Il suffisait finalement de bien écouter les paroles de la chanson de Bobby Womack pour mesurer l’étendu du nihilisme de ce Across 110th Street, polar crasseux et âpre qui se place aisément parmi les plus marquants des 70’s.
Image
Pas forcément des plus fraiches, la seule copie HD existante du film a fait sa première apparition aux USA en 2014. Inutile de préciser qu’il n’est pas vraiment question ici de restauration mais bien de remasterisation à partir d’une source vidéo déjà bien connue (oui celle du DVD). Si les cadres semblent toujours très propres et les couleurs plutôt tenues et naturelles, la définition est toujours un peu lourde, bataillant avec une photographie sombre et grisâtre, un grain passant de neigeux à floconneux et des blancs flottants et un peu piqués. Tout ça semble un peu terne et trouble, mais le piqué s’accroche et l’esthétique du film est maintenue.
Son
Pas de grandes prouesses non plus du côté des pistes sonores mono disposées en DTS HD Master Audio 2.0 avec un doublage efficace mais quelque peu plaqué et une version originale beaucoup plus énergique mais à l’amplitude retenue.
Interactivité
Traité aux USA comme un fond de catalogue MGM, Across 110th Street n’a effectivement pas connu les honneurs d’une nouvelle copie éclatante, ni la production de véritables bonus (documentaires sur les coulisses ou la musique par exemple…).
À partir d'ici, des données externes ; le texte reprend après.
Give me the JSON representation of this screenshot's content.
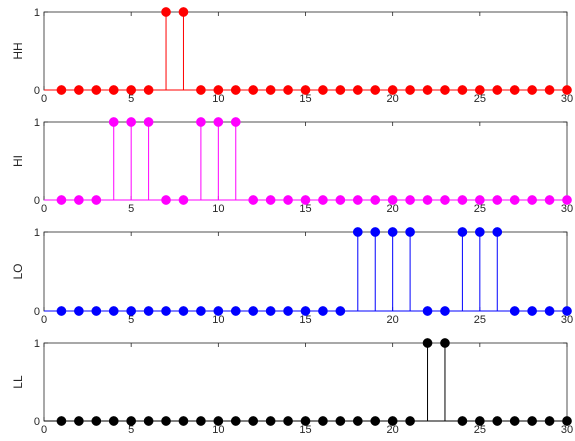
{
  "chart_data": [
    {
      "type": "stem",
      "ylabel": "HH",
      "color": "#ff0000",
      "x": [
        1,
        2,
        3,
        4,
        5,
        6,
        7,
        8,
        9,
        10,
        11,
        12,
        13,
        14,
        15,
        16,
        17,
        18,
        19,
        20,
        21,
        22,
        23,
        24,
        25,
        26,
        27,
        28,
        29,
        30
      ],
      "values": [
        0,
        0,
        0,
        0,
        0,
        0,
        1,
        1,
        0,
        0,
        0,
        0,
        0,
        0,
        0,
        0,
        0,
        0,
        0,
        0,
        0,
        0,
        0,
        0,
        0,
        0,
        0,
        0,
        0,
        0
      ],
      "xlim": [
        0,
        30
      ],
      "ylim": [
        0,
        1
      ],
      "xticks": [
        "0",
        "5",
        "10",
        "15",
        "20",
        "25",
        "30"
      ],
      "yticks": [
        "0",
        "1"
      ],
      "grid": false,
      "box": true
    },
    {
      "type": "stem",
      "ylabel": "HI",
      "color": "#ff00ff",
      "x": [
        1,
        2,
        3,
        4,
        5,
        6,
        7,
        8,
        9,
        10,
        11,
        12,
        13,
        14,
        15,
        16,
        17,
        18,
        19,
        20,
        21,
        22,
        23,
        24,
        25,
        26,
        27,
        28,
        29,
        30
      ],
      "values": [
        0,
        0,
        0,
        1,
        1,
        1,
        0,
        0,
        1,
        1,
        1,
        0,
        0,
        0,
        0,
        0,
        0,
        0,
        0,
        0,
        0,
        0,
        0,
        0,
        0,
        0,
        0,
        0,
        0,
        0
      ],
      "xlim": [
        0,
        30
      ],
      "ylim": [
        0,
        1
      ],
      "xticks": [
        "0",
        "5",
        "10",
        "15",
        "20",
        "25",
        "30"
      ],
      "yticks": [
        "0",
        "1"
      ],
      "grid": false,
      "box": true
    },
    {
      "type": "stem",
      "ylabel": "LO",
      "color": "#0000ff",
      "x": [
        1,
        2,
        3,
        4,
        5,
        6,
        7,
        8,
        9,
        10,
        11,
        12,
        13,
        14,
        15,
        16,
        17,
        18,
        19,
        20,
        21,
        22,
        23,
        24,
        25,
        26,
        27,
        28,
        29,
        30
      ],
      "values": [
        0,
        0,
        0,
        0,
        0,
        0,
        0,
        0,
        0,
        0,
        0,
        0,
        0,
        0,
        0,
        0,
        0,
        1,
        1,
        1,
        1,
        0,
        0,
        1,
        1,
        1,
        0,
        0,
        0,
        0
      ],
      "xlim": [
        0,
        30
      ],
      "ylim": [
        0,
        1
      ],
      "xticks": [
        "0",
        "5",
        "10",
        "15",
        "20",
        "25",
        "30"
      ],
      "yticks": [
        "0",
        "1"
      ],
      "grid": false,
      "box": true
    },
    {
      "type": "stem",
      "ylabel": "LL",
      "color": "#000000",
      "x": [
        1,
        2,
        3,
        4,
        5,
        6,
        7,
        8,
        9,
        10,
        11,
        12,
        13,
        14,
        15,
        16,
        17,
        18,
        19,
        20,
        21,
        22,
        23,
        24,
        25,
        26,
        27,
        28,
        29,
        30
      ],
      "values": [
        0,
        0,
        0,
        0,
        0,
        0,
        0,
        0,
        0,
        0,
        0,
        0,
        0,
        0,
        0,
        0,
        0,
        0,
        0,
        0,
        0,
        1,
        1,
        0,
        0,
        0,
        0,
        0,
        0,
        0
      ],
      "xlim": [
        0,
        30
      ],
      "ylim": [
        0,
        1
      ],
      "xticks": [
        "0",
        "5",
        "10",
        "15",
        "20",
        "25",
        "30"
      ],
      "yticks": [
        "0",
        "1"
      ],
      "grid": false,
      "box": true
    }
  ]
}
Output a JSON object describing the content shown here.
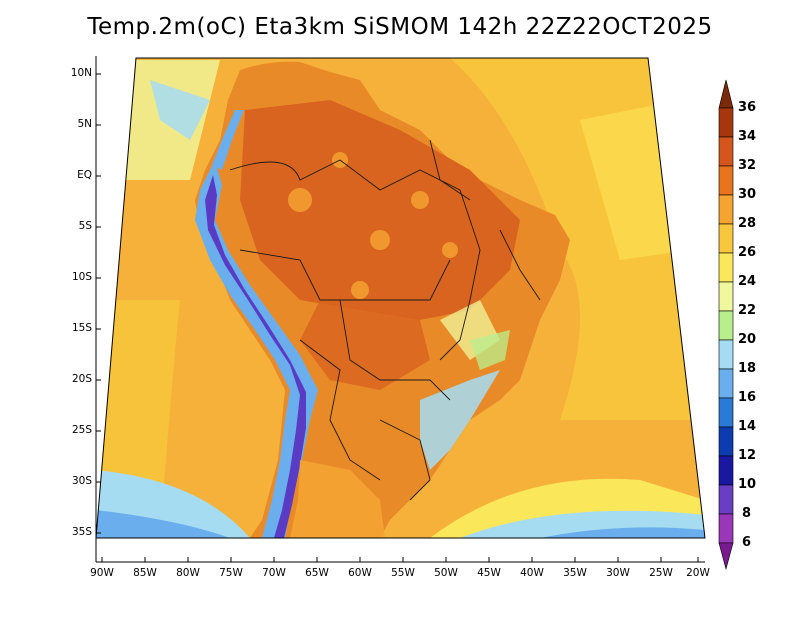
{
  "title": "Temp.2m(oC) Eta3km SiSMOM 142h 22Z22OCT2025",
  "lat_ticks": [
    "10N",
    "5N",
    "EQ",
    "5S",
    "10S",
    "15S",
    "20S",
    "25S",
    "30S",
    "35S"
  ],
  "lon_ticks": [
    "90W",
    "85W",
    "80W",
    "75W",
    "70W",
    "65W",
    "60W",
    "55W",
    "50W",
    "45W",
    "40W",
    "35W",
    "30W",
    "25W",
    "20W"
  ],
  "colorbar": {
    "labels": [
      "36",
      "34",
      "32",
      "30",
      "28",
      "26",
      "24",
      "22",
      "20",
      "18",
      "16",
      "14",
      "12",
      "10",
      "8",
      "6"
    ],
    "colors": [
      "#7a2a0a",
      "#a8360c",
      "#d4561c",
      "#e8741c",
      "#f5a431",
      "#f8c83c",
      "#fbe85a",
      "#f0f79c",
      "#b8ef8c",
      "#a5dcf2",
      "#6aaeee",
      "#2a7ad8",
      "#0c3cb0",
      "#1a18a0",
      "#6a3ec4",
      "#9a36b8",
      "#7a1a90"
    ]
  },
  "colors": {
    "ocean": "#f6b13a",
    "land_hot": "#d9641f",
    "land_mid": "#e98a28",
    "andes_cold": "#5a3cc4",
    "coast_cool": "#a5dcf2"
  }
}
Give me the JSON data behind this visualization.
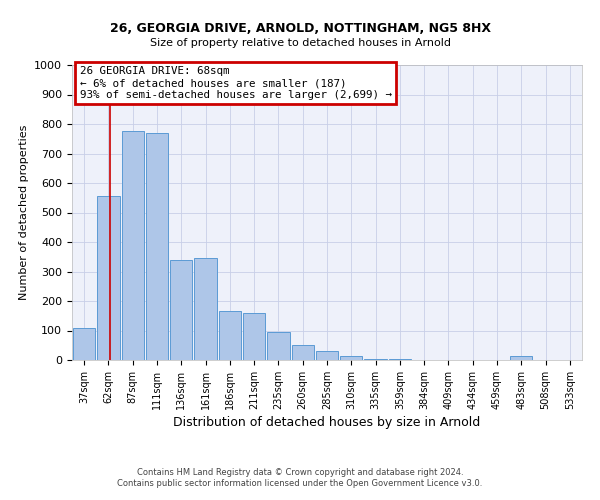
{
  "title_line1": "26, GEORGIA DRIVE, ARNOLD, NOTTINGHAM, NG5 8HX",
  "title_line2": "Size of property relative to detached houses in Arnold",
  "xlabel": "Distribution of detached houses by size in Arnold",
  "ylabel": "Number of detached properties",
  "bar_labels": [
    "37sqm",
    "62sqm",
    "87sqm",
    "111sqm",
    "136sqm",
    "161sqm",
    "186sqm",
    "211sqm",
    "235sqm",
    "260sqm",
    "285sqm",
    "310sqm",
    "335sqm",
    "359sqm",
    "384sqm",
    "409sqm",
    "434sqm",
    "459sqm",
    "483sqm",
    "508sqm",
    "533sqm"
  ],
  "bar_heights": [
    110,
    555,
    775,
    770,
    340,
    345,
    165,
    160,
    95,
    50,
    30,
    15,
    5,
    5,
    0,
    0,
    0,
    0,
    15,
    0,
    0
  ],
  "bar_color": "#aec6e8",
  "bar_edge_color": "#5b9bd5",
  "ylim": [
    0,
    1000
  ],
  "yticks": [
    0,
    100,
    200,
    300,
    400,
    500,
    600,
    700,
    800,
    900,
    1000
  ],
  "red_line_x": 1.08,
  "annotation_box_text": "26 GEORGIA DRIVE: 68sqm\n← 6% of detached houses are smaller (187)\n93% of semi-detached houses are larger (2,699) →",
  "annotation_box_color": "#cc0000",
  "background_color": "#eef1fa",
  "grid_color": "#c8cfe8",
  "footer_line1": "Contains HM Land Registry data © Crown copyright and database right 2024.",
  "footer_line2": "Contains public sector information licensed under the Open Government Licence v3.0."
}
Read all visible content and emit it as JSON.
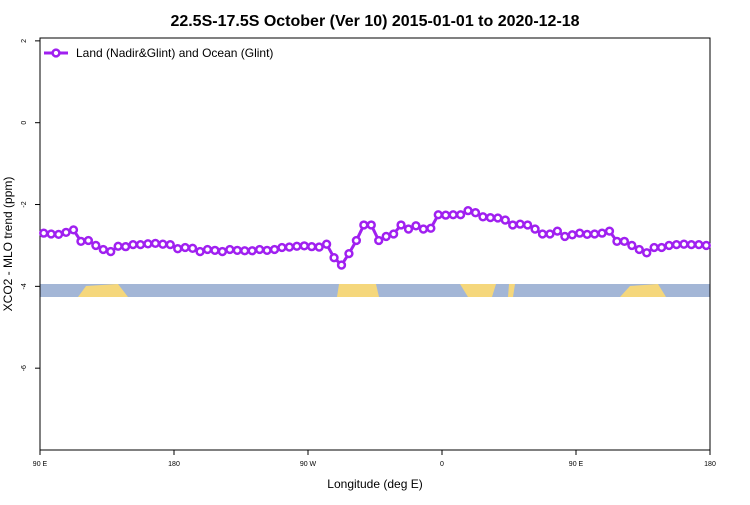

Comme souvent Rimini s’efforce de rattraper les manques, proposant le film avec un joli fourreau cartonné et trois disques : le bluray, le DVD et un second DVD entièrement consacré aux suppléments. Des items inédits et confectionnés maison qui permettent en premier lieu de retrouver Jean-Baptiste Thoret pour un retour sur la vague et les origines de la blacksploitation et surtout une analyse très complète du film en question. De son appartenance au pur polar des 70’s, ses thématiques sociétales, sa noirceur, son esthétique brute… Le propos est comme toujours passionnant et éclairant. Il est en partie complété par l’intervention de Samuel Blumenfeld qui s’intéresse un peu plus pour sa part à la peinture du New York de l’époque et son réalisme presque documentaire. Enfin le programme s’achève par une rencontre avec Olivier Cachin portant sur la musique du film, la chanson titre et l’impact qu’elle a eu sur le monde de la soul, puis sur la culture rap des années 80/90. Un programme assez complet donc.
Liste des bonus
« Le Nihilisme de Barry Shear » par Jean-Baptiste Thoret, réalisateur et historien du cinéma (32’), « La Blaxploitation » par Jean-Baptiste Thoret (18’), « L’Enfer de New York » par Samuel Blumenfeld, journaliste cinéma au Monde (32′), « Signé Bobby Womack » par Olivier Cachin, spécialiste des musiques urbaines (18’), Bande-annonce (3′).